HOST-DEPENDENT REQUIREMENT FOR THE POTATO LEAFROLL VIRUS 17-KDA PROTEIN IN VIRUS MOVEMENT

Authors: Lee, Lawrence; PALUKAITIS, PETER - SCOTTISH CROP RES INST; Gray, Stewart

Submitted to: Molecular Plant Microbe Interactions
Publication Type: Peer Reviewed Journal
Publication Acceptance Date: 6/21/2002
Publication Date: 10/2/2002
Citation: LEE, L., PALUKAITIS, P., GRAY, S.M. HOST-DEPENDENT REQUIREMENT FOR THE POTATO LEAFROLL VIRUS 17-KDA PROTEIN IN VIRUS MOVEMENT. MOLECULAR PLANT MICROBE INTERACTIONS. 2002.

Interpretive Summary: Potato leafroll virus (PLRV) causes severe yield losses in potato and has a world-wide distribution. This virus is transmitted by aphids and viral infection is restricted to the plant vascular tissue. One protein, P17, encoded by the PLRV genome has biochemical properties similar to "movement proteins" of other viruses. These proteins regulate the movement of viruses between cells and within vascular tissues. The biological activit of the PLRV P17 has not been studied. In this paper, we investigated the requirement for the P17 in PLRV infection of four plant species. The P17 was essential for PLRV infection of potato and a common weed host, but the P17 was not required for the virus to infect two tobacco species commonly used in laboratory studies. However, the lack of the P17 did slow down the ability of the virus to move within the tobacco species and the virus was not able to infect older tissues on the plants. Interestingly, the reaction observed in tobacco resembles the reaction found in some potato cultivars that have partial resistance to PLRV and suggests the resistance mechanisms may adversely, but incompletely, affect the P17 function. Understanding the role of the P17 in virus movement in plants may aid in understanding and developing new types of resistance in plants that more completely restrict the spread of PLRV away from the initial site of infection.

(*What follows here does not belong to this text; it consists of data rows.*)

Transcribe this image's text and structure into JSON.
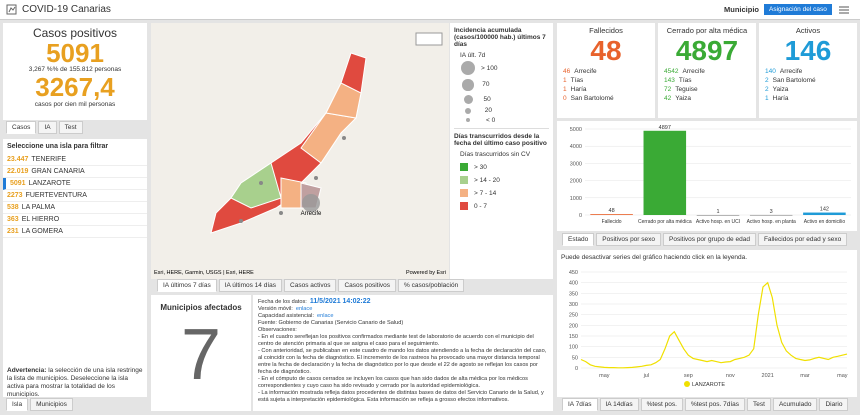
{
  "header": {
    "title": "COVID-19 Canarias",
    "filter_label": "Municipio",
    "button": "Asignación del caso"
  },
  "casos": {
    "title": "Casos positivos",
    "total": "5091",
    "percent_text": "3,267 %% de 155.812 personas",
    "rate": "3267,4",
    "rate_label": "casos por cien mil personas",
    "tabs": [
      "Casos",
      "IA",
      "Test"
    ]
  },
  "islands": {
    "title": "Seleccione una isla para filtrar",
    "selected": 2,
    "items": [
      {
        "value": "23.447",
        "name": "TENERIFE"
      },
      {
        "value": "22.019",
        "name": "GRAN CANARIA"
      },
      {
        "value": "5091",
        "name": "LANZAROTE"
      },
      {
        "value": "2273",
        "name": "FUERTEVENTURA"
      },
      {
        "value": "538",
        "name": "LA PALMA"
      },
      {
        "value": "363",
        "name": "EL HIERRO"
      },
      {
        "value": "231",
        "name": "LA GOMERA"
      }
    ],
    "warning_title": "Advertencia:",
    "warning": "la selección de una isla restringe la lista de municipios. Deseleccione la isla activa para mostrar la totalidad de los municipios.",
    "tabs": [
      "Isla",
      "Municipios"
    ]
  },
  "map": {
    "place": "Arrecife",
    "attribution": "Esri, HERE, Garmin, USGS | Esri, HERE",
    "powered": "Powered by Esri",
    "tabs": [
      "IA últimos 7 días",
      "IA últimos 14 días",
      "Casos activos",
      "Casos positivos",
      "% casos/población"
    ]
  },
  "legend": {
    "ia_title": "Incidencia acumulada (casos/100000 hab.) últimos 7 días",
    "ia_sub": "IA últ. 7d",
    "ia_items": [
      "> 100",
      "70",
      "50",
      "20",
      "< 0"
    ],
    "days_title": "Días transcurridos desde la fecha del último caso positivo",
    "days_sub": "Días trascurridos sin CV",
    "days_items": [
      {
        "label": "> 30",
        "color": "#3aaa35"
      },
      {
        "label": "> 14 - 20",
        "color": "#a8d08d"
      },
      {
        "label": "> 7 - 14",
        "color": "#f4b183"
      },
      {
        "label": "0 - 7",
        "color": "#e04a3f"
      }
    ]
  },
  "municipios": {
    "title": "Municipios afectados",
    "value": "7"
  },
  "notes": {
    "fields": [
      {
        "label": "Fecha de los datos:",
        "value": "11/5/2021 14:02:22"
      },
      {
        "label": "Versión móvil:",
        "value": "enlace"
      },
      {
        "label": "Capacidad asistencial:",
        "value": "enlace"
      }
    ],
    "source": "Fuente: Gobierno de Canarias (Servicio Canario de Salud)",
    "obs_title": "Observaciones:",
    "observations": [
      "- En el cuadro sereflejan los positivos confirmados mediante test de laboratorio de acuerdo con el municipio del centro de atención primaria al que se asigna el caso para el seguimiento.",
      "- Con anterioridad, se publicaban en este cuadro de mando los datos atendiendo a la fecha de declaración del caso, al coincidir con la fecha de diagnóstico. El incremento de los rastreos ha provocado una mayor distancia temporal entre la fecha de declaración y la fecha de diagnóstico por lo que desde el 22 de agosto se reflejan los casos por fecha de diagnóstico.",
      "- En el cómputo de casos cerrados se incluyen los casos que han sido dados de alta médica por los médicos correspondientes y cuyo caso ha sido revisado y cerrado por la autoridad epidemiológica.",
      "- La información mostrada refleja datos procedentes de distintas bases de datos del Servicio Canario de la Salud, y está sujeta a interpretación epidemiológica. Esta información se refleja a grosso efectos informativos."
    ]
  },
  "indicators": [
    {
      "title": "Fallecidos",
      "value": "48",
      "color": "#e8622c",
      "items": [
        {
          "value": "46",
          "name": "Arrecife"
        },
        {
          "value": "1",
          "name": "Tías"
        },
        {
          "value": "1",
          "name": "Haría"
        },
        {
          "value": "0",
          "name": "San Bartolomé"
        }
      ]
    },
    {
      "title": "Cerrado por alta médica",
      "value": "4897",
      "color": "#3aaa35",
      "items": [
        {
          "value": "4542",
          "name": "Arrecife"
        },
        {
          "value": "143",
          "name": "Tías"
        },
        {
          "value": "72",
          "name": "Teguise"
        },
        {
          "value": "42",
          "name": "Yaiza"
        }
      ]
    },
    {
      "title": "Activos",
      "value": "146",
      "color": "#1f9bd7",
      "items": [
        {
          "value": "140",
          "name": "Arrecife"
        },
        {
          "value": "2",
          "name": "San Bartolomé"
        },
        {
          "value": "2",
          "name": "Yaiza"
        },
        {
          "value": "1",
          "name": "Haría"
        }
      ]
    }
  ],
  "bar_tabs": [
    "Estado",
    "Positivos por sexo",
    "Positivos por grupo de edad",
    "Fallecidos por edad y sexo"
  ],
  "line_tabs": [
    "IA 7días",
    "IA 14días",
    "%test pos.",
    "%test pos. 7días",
    "Test",
    "Acumulado",
    "Diario"
  ],
  "chart_data": [
    {
      "type": "bar",
      "categories": [
        "Fallecido",
        "Cerrado por alta médica",
        "Activo hosp. en UCI",
        "Activo hosp. en planta",
        "Activo en domicilio"
      ],
      "values": [
        48,
        4897,
        1,
        3,
        142
      ],
      "colors": [
        "#e8622c",
        "#3aaa35",
        "#7f7f7f",
        "#7f7f7f",
        "#1f9bd7"
      ],
      "ylim": [
        0,
        5000
      ],
      "yticks": [
        0,
        1000,
        2000,
        3000,
        4000,
        5000
      ],
      "grid": true,
      "show_values": true
    },
    {
      "type": "line",
      "subtitle": "Puede desactivar series del gráfico haciendo click en la leyenda.",
      "categories": [
        null,
        null,
        null,
        null,
        null,
        "may",
        null,
        null,
        null,
        null,
        null,
        null,
        null,
        null,
        "jul",
        null,
        null,
        null,
        null,
        null,
        null,
        null,
        null,
        "sep",
        null,
        null,
        null,
        null,
        null,
        null,
        null,
        null,
        "nov",
        null,
        null,
        null,
        null,
        null,
        null,
        null,
        "2021",
        null,
        null,
        null,
        null,
        null,
        null,
        null,
        "mar",
        null,
        null,
        null,
        null,
        null,
        null,
        null,
        "may",
        null
      ],
      "series": [
        {
          "name": "LANZAROTE",
          "color": "#f0e000",
          "values": [
            40,
            30,
            15,
            8,
            5,
            3,
            2,
            2,
            1,
            1,
            2,
            3,
            5,
            8,
            12,
            15,
            25,
            40,
            90,
            150,
            170,
            130,
            90,
            60,
            45,
            40,
            35,
            30,
            35,
            30,
            25,
            28,
            30,
            40,
            45,
            50,
            60,
            90,
            250,
            380,
            400,
            330,
            200,
            120,
            80,
            60,
            45,
            40,
            35,
            38,
            45,
            50,
            45,
            40,
            50,
            55,
            60,
            65
          ]
        }
      ],
      "ylim": [
        0,
        450
      ],
      "yticks": [
        0,
        50,
        100,
        150,
        200,
        250,
        300,
        350,
        400,
        450
      ],
      "grid": true
    }
  ]
}
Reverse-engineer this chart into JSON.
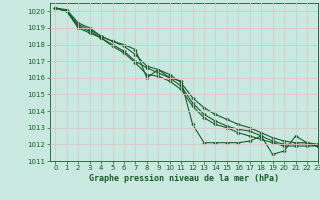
{
  "title": "Graphe pression niveau de la mer (hPa)",
  "bg_color": "#c8e8e0",
  "grid_color": "#d8c8c8",
  "line_color": "#1a5c2a",
  "marker_color": "#1a5c2a",
  "xlim": [
    -0.5,
    23
  ],
  "ylim": [
    1011,
    1020.5
  ],
  "yticks": [
    1011,
    1012,
    1013,
    1014,
    1015,
    1016,
    1017,
    1018,
    1019,
    1020
  ],
  "xticks": [
    0,
    1,
    2,
    3,
    4,
    5,
    6,
    7,
    8,
    9,
    10,
    11,
    12,
    13,
    14,
    15,
    16,
    17,
    18,
    19,
    20,
    21,
    22,
    23
  ],
  "series": [
    [
      1020.2,
      1020.1,
      1019.3,
      1019.0,
      1018.5,
      1018.2,
      1018.0,
      1017.7,
      1016.0,
      1016.5,
      1016.0,
      1015.8,
      1013.2,
      1012.1,
      1012.1,
      1012.1,
      1012.1,
      1012.2,
      1012.5,
      1011.4,
      1011.6,
      1012.5,
      1012.1,
      1011.9
    ],
    [
      1020.2,
      1020.0,
      1019.2,
      1018.9,
      1018.5,
      1018.2,
      1017.9,
      1017.4,
      1016.7,
      1016.5,
      1016.2,
      1015.7,
      1014.8,
      1014.2,
      1013.8,
      1013.5,
      1013.2,
      1013.0,
      1012.7,
      1012.4,
      1012.2,
      1012.1,
      1012.1,
      1012.0
    ],
    [
      1020.2,
      1020.0,
      1019.1,
      1018.8,
      1018.4,
      1018.0,
      1017.6,
      1017.0,
      1016.6,
      1016.3,
      1016.0,
      1015.5,
      1014.5,
      1013.8,
      1013.4,
      1013.1,
      1012.9,
      1012.8,
      1012.5,
      1012.2,
      1012.0,
      1012.0,
      1012.0,
      1011.9
    ],
    [
      1020.2,
      1020.0,
      1019.0,
      1018.7,
      1018.4,
      1017.9,
      1017.5,
      1016.9,
      1016.2,
      1016.1,
      1015.8,
      1015.3,
      1014.3,
      1013.6,
      1013.2,
      1013.0,
      1012.7,
      1012.5,
      1012.3,
      1012.1,
      1011.9,
      1011.9,
      1011.9,
      1011.9
    ]
  ]
}
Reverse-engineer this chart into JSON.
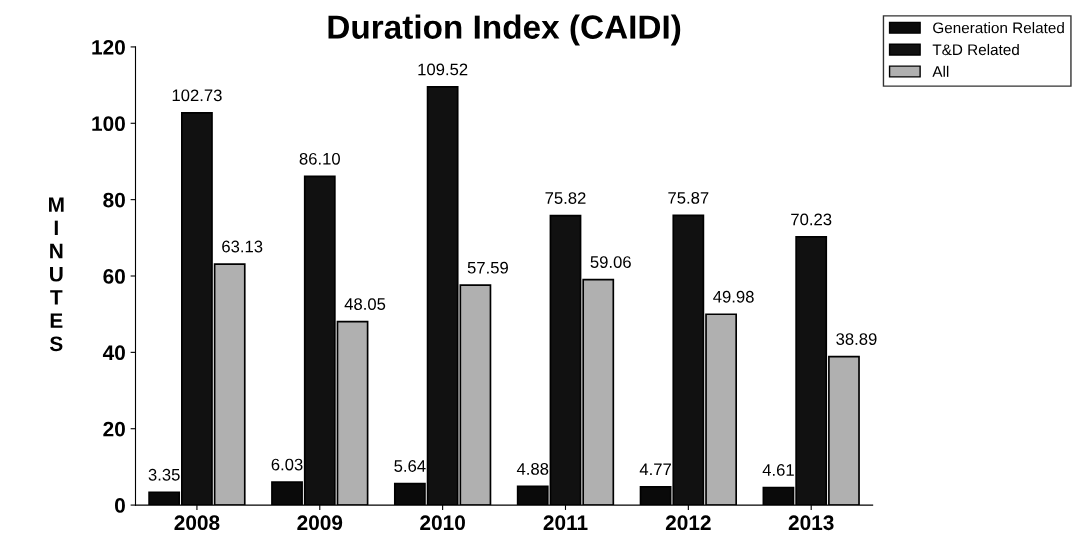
{
  "chart_data": {
    "type": "bar",
    "title": "Duration Index (CAIDI)",
    "ylabel": "MINUTES",
    "categories": [
      "2008",
      "2009",
      "2010",
      "2011",
      "2012",
      "2013"
    ],
    "series": [
      {
        "name": "Generation Related",
        "color": "#0a0a0a",
        "values": [
          3.35,
          6.03,
          5.64,
          4.88,
          4.77,
          4.61
        ],
        "value_labels": [
          "3.35",
          "6.03",
          "5.64",
          "4.88",
          "4.77",
          "4.61"
        ]
      },
      {
        "name": "T&D Related",
        "color": "#111111",
        "values": [
          102.73,
          86.1,
          109.52,
          75.82,
          75.87,
          70.23
        ],
        "value_labels": [
          "102.73",
          "86.10",
          "109.52",
          "75.82",
          "75.87",
          "70.23"
        ]
      },
      {
        "name": "All",
        "color": "#b0b0b0",
        "values": [
          63.13,
          48.05,
          57.59,
          59.06,
          49.98,
          38.89
        ],
        "value_labels": [
          "63.13",
          "48.05",
          "57.59",
          "59.06",
          "49.98",
          "38.89"
        ]
      }
    ],
    "ylim": [
      0,
      120
    ],
    "yticks": [
      0,
      20,
      40,
      60,
      80,
      100,
      120
    ],
    "grid": false,
    "legend": "top right"
  }
}
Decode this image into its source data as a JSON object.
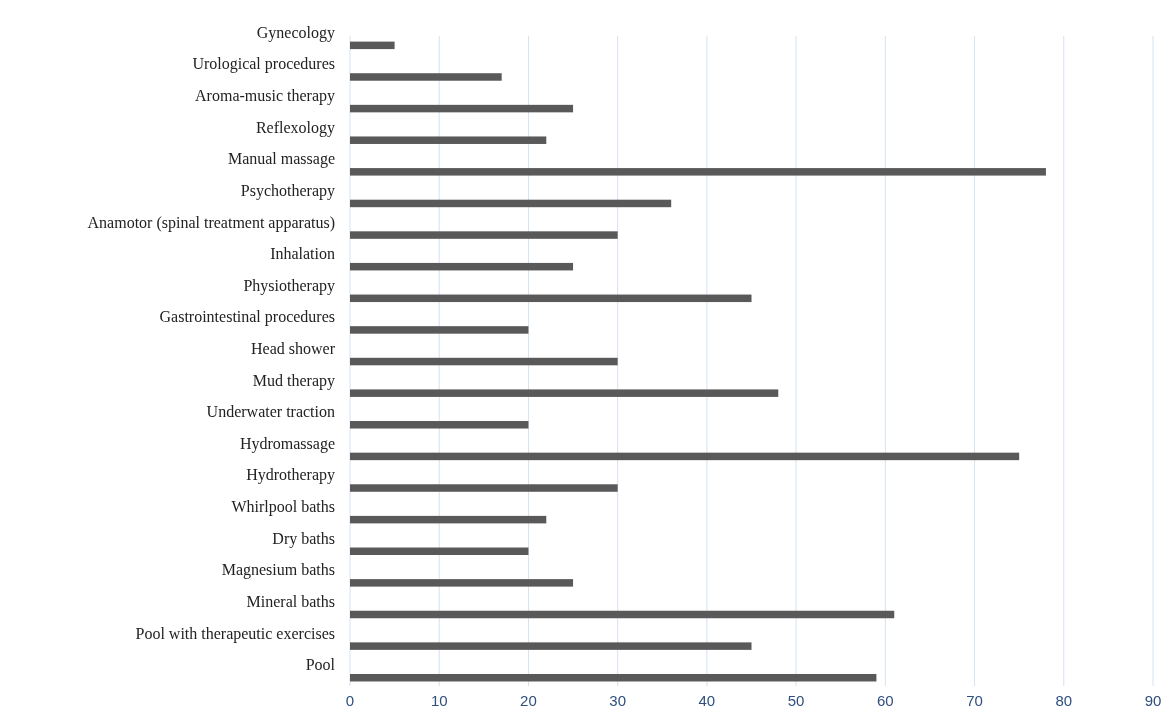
{
  "chart_data": {
    "type": "bar",
    "orientation": "horizontal",
    "categories": [
      "Gynecology",
      "Urological procedures",
      "Aroma-music therapy",
      "Reflexology",
      "Manual massage",
      "Psychotherapy",
      "Anamotor (spinal treatment apparatus)",
      "Inhalation",
      "Physiotherapy",
      "Gastrointestinal procedures",
      "Head shower",
      "Mud therapy",
      "Underwater traction",
      "Hydromassage",
      "Hydrotherapy",
      "Whirlpool baths",
      "Dry baths",
      "Magnesium baths",
      "Mineral baths",
      "Pool with therapeutic exercises",
      "Pool"
    ],
    "values": [
      5,
      17,
      25,
      22,
      78,
      36,
      30,
      25,
      45,
      20,
      30,
      48,
      20,
      75,
      30,
      22,
      20,
      25,
      61,
      45,
      59
    ],
    "color": "#595959",
    "xlim": [
      0,
      90
    ],
    "xticks": [
      0,
      10,
      20,
      30,
      40,
      50,
      60,
      70,
      80,
      90
    ],
    "grid": "x"
  }
}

Technical Abstract: The requirement for the 17-kDa protein (17K) of Potato leafroll virus (PLRV) in virus movement was investigated in four plant species; potato (Solanum tuberosum), cultivars Desiree and Russet Burbank; Physalis floridana, a common woody host; and two species commonly used in laboratory studies, Nicotiana benthamiana and N. clevelandii. Two mutant viruses were echaracterized, one that does not translate the 17K protein, and another that should express a 17K protein missing the first four amino acids. The mutant PLRV viruses were able to replicate and accumulate in agroinoculated leaves of potato and P. floridana, but they were unable to move into vascular tissues and initiate systemic infection of these plants. In contrast, the mutant viruses were able to spread systemically from inoculated leaves in both Nicotiana species, although, the efficiency of infection was reduced relative to wild-type virus. Examination of virus distribution in N. benthamiana plants using tissue immunoblotting techniques revealed that the wild-type and mutant viruses followed a similar movement pathway out of the inoculated leaves. Virus first moved upward to the apical tissues, then downward. The mutant viruses infected fewer phloem-associated cells, were slower than wild-type virus to move out of the inoculated tissue and into apical tissues, and were unable to infect any mature leaves present on the plant at the time of inoculation.